Independent random variables: Sum

Question

Suppose that for $n\in\mathbb{N}$, $(Y_1,\ldots ,Y_{n+1})$ is a finite collection of independent random variables, does that imply that $Y_{n+1}$ is independent of $Y_{1} +\cdots+Y_{n}$? And if so, how does one prove this RIGOROUSLY. Thanks in advance!

Answer 1

Take $S_k=\{(k_1,\ldots, k_n)\in\mathbb N^n:k_1+\ldots+k_n=k\}$

Then $$\mathbb P(Y_1+\ldots+Y_n =k, Y_{n+1}=l)=\sum_{(k_1,\ldots, k_n)\in S_k}\mathbb P(Y_1=k_1,\ldots, Y_n=k_n, Y_{n+1}=l)$$ $$ = \sum_{(k_1,\ldots, k_n)\in S_k}\mathbb P(Y_1=k_1,\ldots, Y_n=k_n) \mathbb P(Y_{n+1}=l)=\mathbb P(Y_1+\ldots+Y_n =k)\mathbb P( Y_{n+1}=l)$$

and hence they're independent.

Answer 2

To prove this rigorously, you may need measure-theoretic probability knowledge. You may go as follows:

Let $Y_1, \ldots, Y_{n + 1}$ be random variables defined on the probability space $(\Omega, \mathscr{F}, P)$. By definition,

$Y_1, \ldots, Y_{n + 1}$ are said to be independent if their corresponding $\sigma$-fields $\sigma(Y_1), \ldots, \sigma(Y_{n + 1})$ are independent.
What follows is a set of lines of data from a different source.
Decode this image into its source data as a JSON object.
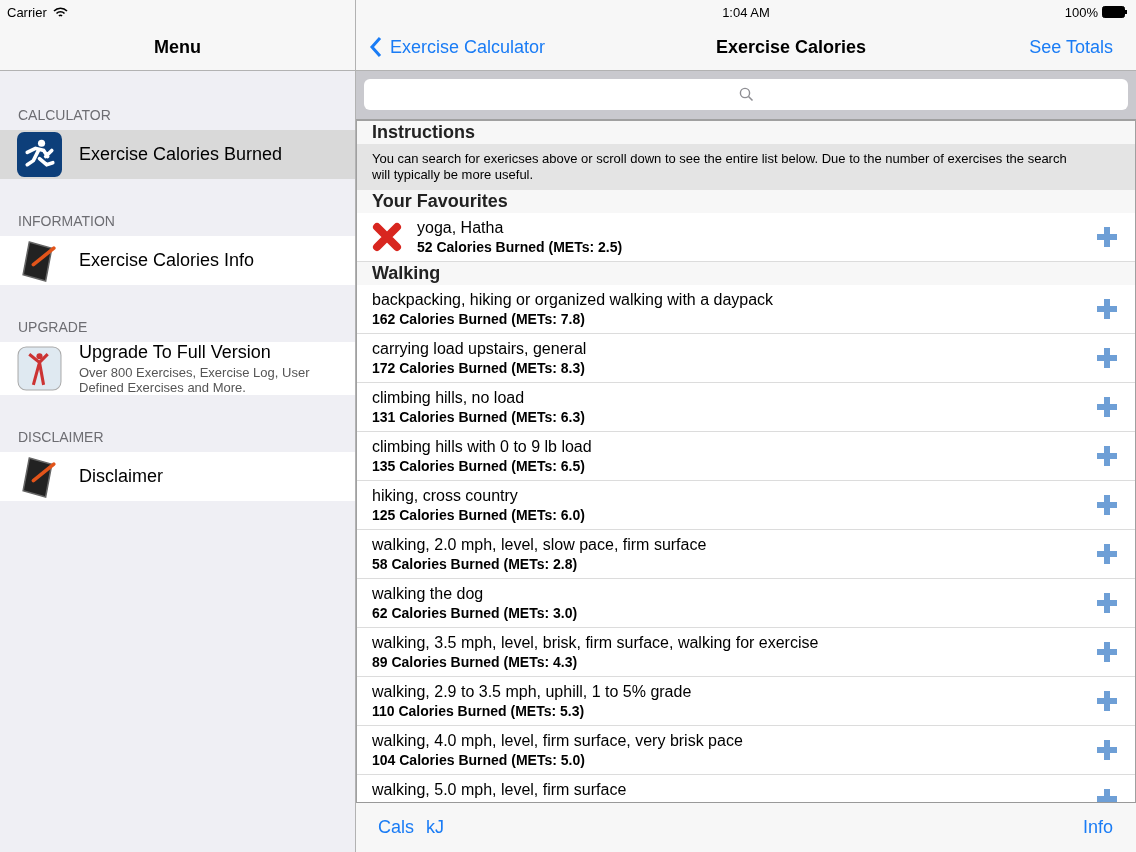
{
  "status_bar": {
    "carrier": "Carrier",
    "time": "1:04 AM",
    "battery": "100%"
  },
  "menu": {
    "title": "Menu",
    "sections": [
      {
        "header": "CALCULATOR",
        "items": [
          {
            "kind": "runner",
            "label": "Exercise Calories Burned",
            "selected": true
          }
        ]
      },
      {
        "header": "INFORMATION",
        "items": [
          {
            "kind": "notebook",
            "label": "Exercise Calories Info",
            "selected": false
          }
        ]
      },
      {
        "header": "UPGRADE",
        "items": [
          {
            "kind": "figure",
            "label": "Upgrade To Full Version",
            "subtitle": "Over 800 Exercises, Exercise Log, User Defined Exercises and More.",
            "selected": false
          }
        ]
      },
      {
        "header": "DISCLAIMER",
        "items": [
          {
            "kind": "notebook",
            "label": "Disclaimer",
            "selected": false
          }
        ]
      }
    ]
  },
  "nav": {
    "back": "Exercise Calculator",
    "title": "Exercise Calories",
    "action": "See Totals"
  },
  "list": {
    "sections": [
      {
        "header": "Instructions",
        "kind": "note",
        "text": "You can search for exericses above or scroll down to see the entire list below.  Due to the number of exercises the search will typically be more useful."
      },
      {
        "header": "Your Favourites",
        "kind": "rows",
        "removable": true,
        "rows": [
          {
            "name": "yoga, Hatha",
            "calories": "52 Calories Burned  (METs: 2.5)"
          }
        ]
      },
      {
        "header": "Walking",
        "kind": "rows",
        "removable": false,
        "rows": [
          {
            "name": "backpacking, hiking or organized walking with a daypack",
            "calories": "162 Calories Burned  (METs: 7.8)"
          },
          {
            "name": "carrying load upstairs, general",
            "calories": "172 Calories Burned  (METs: 8.3)"
          },
          {
            "name": "climbing hills, no load",
            "calories": "131 Calories Burned  (METs: 6.3)"
          },
          {
            "name": "climbing hills with 0 to 9 lb load",
            "calories": "135 Calories Burned  (METs: 6.5)"
          },
          {
            "name": "hiking, cross country",
            "calories": "125 Calories Burned  (METs: 6.0)"
          },
          {
            "name": "walking, 2.0 mph, level, slow pace, firm surface",
            "calories": "58 Calories Burned  (METs: 2.8)"
          },
          {
            "name": "walking the dog",
            "calories": "62 Calories Burned  (METs: 3.0)"
          },
          {
            "name": "walking, 3.5 mph, level, brisk, firm surface, walking for exercise",
            "calories": "89 Calories Burned  (METs: 4.3)"
          },
          {
            "name": "walking, 2.9 to 3.5 mph, uphill, 1 to 5% grade",
            "calories": "110 Calories Burned  (METs: 5.3)"
          },
          {
            "name": "walking, 4.0 mph, level, firm surface, very brisk pace",
            "calories": "104 Calories Burned  (METs: 5.0)"
          },
          {
            "name": "walking, 5.0 mph, level, firm surface"
          }
        ]
      }
    ]
  },
  "toolbar": {
    "left": [
      "Cals",
      "kJ"
    ],
    "right": "Info"
  }
}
Some explanations to terminologies:

• For any random variable $X$ defined on $(\Omega, \mathscr{F}, P)$, $\sigma(X)$ is the smallest $\sigma$-field to which $X$ is measurable.

• $k$ classes of measurable sets $\mathscr{F}_i$, $i = 1, \ldots, k$ are said to be independent if for any $A_i \in \mathscr{F}_i$, $i = 1, \ldots, k$, it holds that $$P(A_1 \cap \cdots \cap A_k) = P(A_1) \cdots P(A_k).$$

Therefore by this definition, to show $Y_{n + 1}$ and $Y_1 + \cdots + Y_n$ are independent, what you need to show is that $\sigma(Y_{n + 1})$ and $\sigma(Y_1 + \cdots + Y_n)$ are independent. For simplicity, denote $Y_1 + \cdots + Y_n$ by $S_n$, and $\bigcup_{i = 1}^n \sigma(Y_i)$ by $\mathscr{G}$, we shall show that:

• $\sigma(S_n) \subset \mathscr{G}$.

• $\mathscr{G}$ and $\sigma(Y_{n + 1})$ are independent.

To show the first claim, since each $Y_i$ is $\sigma(Y_i)$-measurable and $\sigma(Y_i) \subset \mathscr{G}$, $Y_i$ is $\mathscr{G}$-measurable. Since the measurability is closed under summation, it follows that $S_n$ is $\mathscr{G}$-measurable. By the minimality of $\sigma(S_n)$, we conclude that $\sigma(S_n) \subset \mathscr{G}$.

For each $A \in \mathscr{G}$, $B \in \sigma(Y_{n + 1})$, there exists $i \in \{1, \ldots, n\}$ such that $A \in \sigma(Y_i)$. Since $\sigma(Y_{n + 1})$ and $\sigma(Y_i)$ are independent, we have $P(A \cap B) = P(A)P(B)$. It follows by the explanation $2$ above that $\sigma(Y_{n + 1})$ and $\mathscr{G}$ are independent.

Based on these two claims you can conclude that $S_n$ and $Y_{n + 1}$ are independent.